The pathogenesis of both bronchiolitis and PSRW is not fully understood but it is clear that the innate immune response plays an important role in limiting viral infections. Both cellular and non-cellular components of the innate immune system are activated in bronchiolitis and PSRW. Defects in some components of the innate immune system have been shown to be associated with the development of more severe disease or the host’s inability to clear the respiratory virus.

In summary (Fig. 2 ), many factors contribute to the development of respiratory disease. This review shows that an intact innate immune system is needed to maintain healthy airways and protect them from viral infections during a critical period of lung development in infancy. Defects, either due to an inherent defect or as a direct result of the virus, increase severity of bronchiolitis and PSRW. This then increases the risk of subsequent respiratory disease, either into childhood or early adulthood, causing significant morbidity and mortality.

Figure 2

Interactions between respiratory viruses, environmental factors, bronchiolitis, preschool recurent wheeze, the innate immune system and the subsequent development of airways disease. LRTI, lower respiratory tract infection; URTI, upper respiratory tract infection.

Practice points

RSV causes at least 70% of cases of bronchiolitis; 1–2% of all affected infants require hospitalization.

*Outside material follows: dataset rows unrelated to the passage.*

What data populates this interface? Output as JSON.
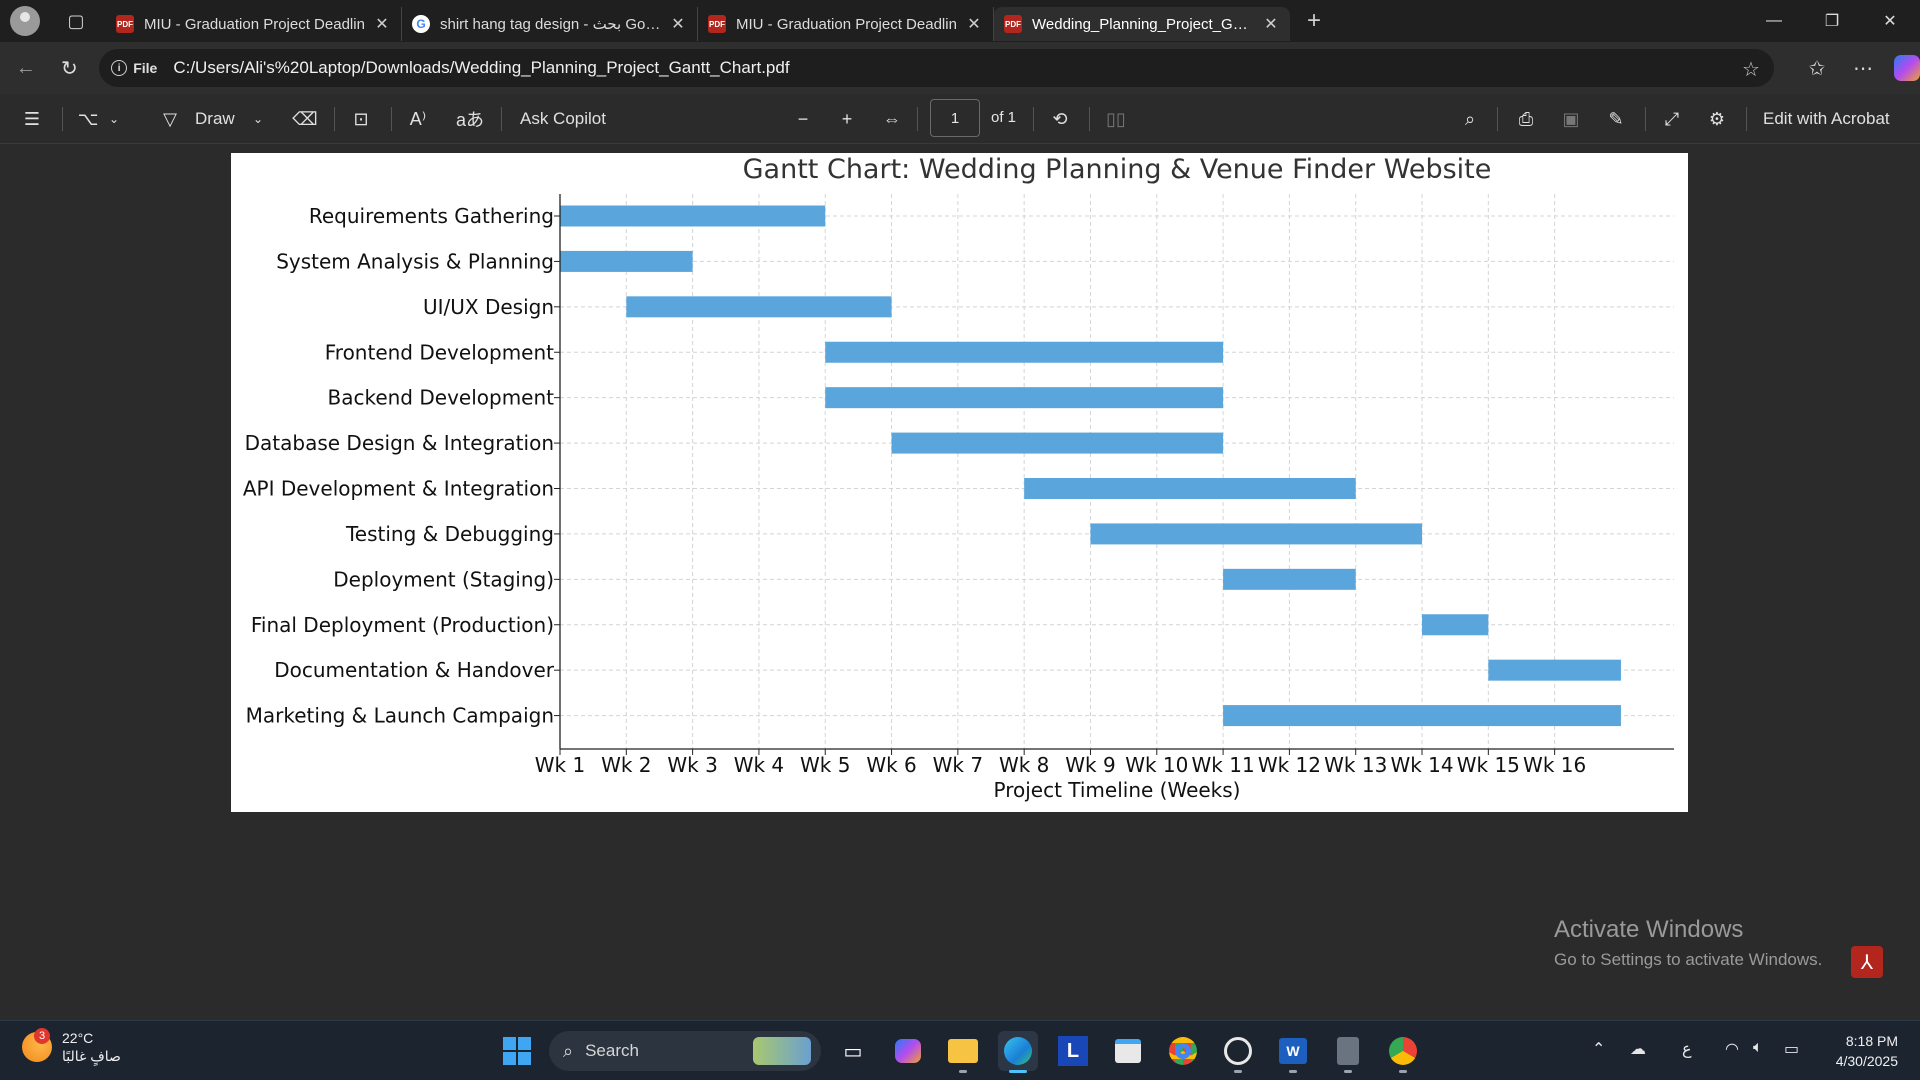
{
  "browser": {
    "tabs": [
      {
        "title": "MIU - Graduation Project Deadlin",
        "favicon": "pdf-icon"
      },
      {
        "title": "shirt hang tag design - بحث Goog",
        "favicon": "google-icon"
      },
      {
        "title": "MIU - Graduation Project Deadlin",
        "favicon": "pdf-icon"
      },
      {
        "title": "Wedding_Planning_Project_Gantt_",
        "favicon": "pdf-icon",
        "active": true
      }
    ],
    "new_tab_symbol": "+",
    "address": {
      "scheme_label": "File",
      "url": "C:/Users/Ali's%20Laptop/Downloads/Wedding_Planning_Project_Gantt_Chart.pdf"
    }
  },
  "pdf_toolbar": {
    "draw_label": "Draw",
    "ask_copilot_label": "Ask Copilot",
    "page_number": "1",
    "page_of": "of 1",
    "edit_with_acrobat_label": "Edit with Acrobat"
  },
  "chart_data": {
    "type": "bar",
    "orientation": "horizontal-gantt",
    "title": "Gantt Chart: Wedding Planning & Venue Finder Website",
    "xlabel": "Project Timeline (Weeks)",
    "ylabel": "",
    "x_ticks": [
      "Wk 1",
      "Wk 2",
      "Wk 3",
      "Wk 4",
      "Wk 5",
      "Wk 6",
      "Wk 7",
      "Wk 8",
      "Wk 9",
      "Wk 10",
      "Wk 11",
      "Wk 12",
      "Wk 13",
      "Wk 14",
      "Wk 15",
      "Wk 16"
    ],
    "xlim": [
      1,
      17.8
    ],
    "grid": true,
    "bar_color": "#5aa6dc",
    "tasks": [
      {
        "name": "Requirements Gathering",
        "start": 1,
        "end": 5
      },
      {
        "name": "System Analysis & Planning",
        "start": 1,
        "end": 3
      },
      {
        "name": "UI/UX Design",
        "start": 2,
        "end": 6
      },
      {
        "name": "Frontend Development",
        "start": 5,
        "end": 11
      },
      {
        "name": "Backend Development",
        "start": 5,
        "end": 11
      },
      {
        "name": "Database Design & Integration",
        "start": 6,
        "end": 11
      },
      {
        "name": "API Development & Integration",
        "start": 8,
        "end": 13
      },
      {
        "name": "Testing & Debugging",
        "start": 9,
        "end": 14
      },
      {
        "name": "Deployment (Staging)",
        "start": 11,
        "end": 13
      },
      {
        "name": "Final Deployment (Production)",
        "start": 14,
        "end": 15
      },
      {
        "name": "Documentation & Handover",
        "start": 15,
        "end": 17
      },
      {
        "name": "Marketing & Launch Campaign",
        "start": 11,
        "end": 17
      }
    ]
  },
  "watermark": {
    "line1": "Activate Windows",
    "line2": "Go to Settings to activate Windows."
  },
  "taskbar": {
    "weather_temp": "22°C",
    "weather_desc": "صافٍ غالبًا",
    "weather_badge": "3",
    "search_label": "Search",
    "input_lang": "ع",
    "time": "8:18 PM",
    "date": "4/30/2025"
  }
}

RSV can activate the innate immune system by infecting airway epithelial cells, macrophages and dendritic cells, leading to upregulation of function and production of cytokines. It also activates neutrophils and NK cells.

Deficiencies in TLRs, SPA and D, and IL-8 role in the innate immune system have been shown to be associated with severe RSV disease.

Rhinovirus is a common cause of both upper and lower respiratory tract illness, especially PSRW: 30% of all infants under 3 years experience at least one episode of wheezing.

Rhinovirus has been shown to infect both airway epithelial cells and macrophages, leading to their activation, and differences in innate immune response have been shown between infants who develop asthma and those who are non-atopic.

Deficiencies in cytokine production at birth are associated with subsequent risk of wheezing.

In the long term there is an increased risk of recurrent wheezing post RSV bronchiolitis. A significant number of infants with PSRW will continue to wheeze into adolescence. This may represent a different phenotype from those who wheeze transiently.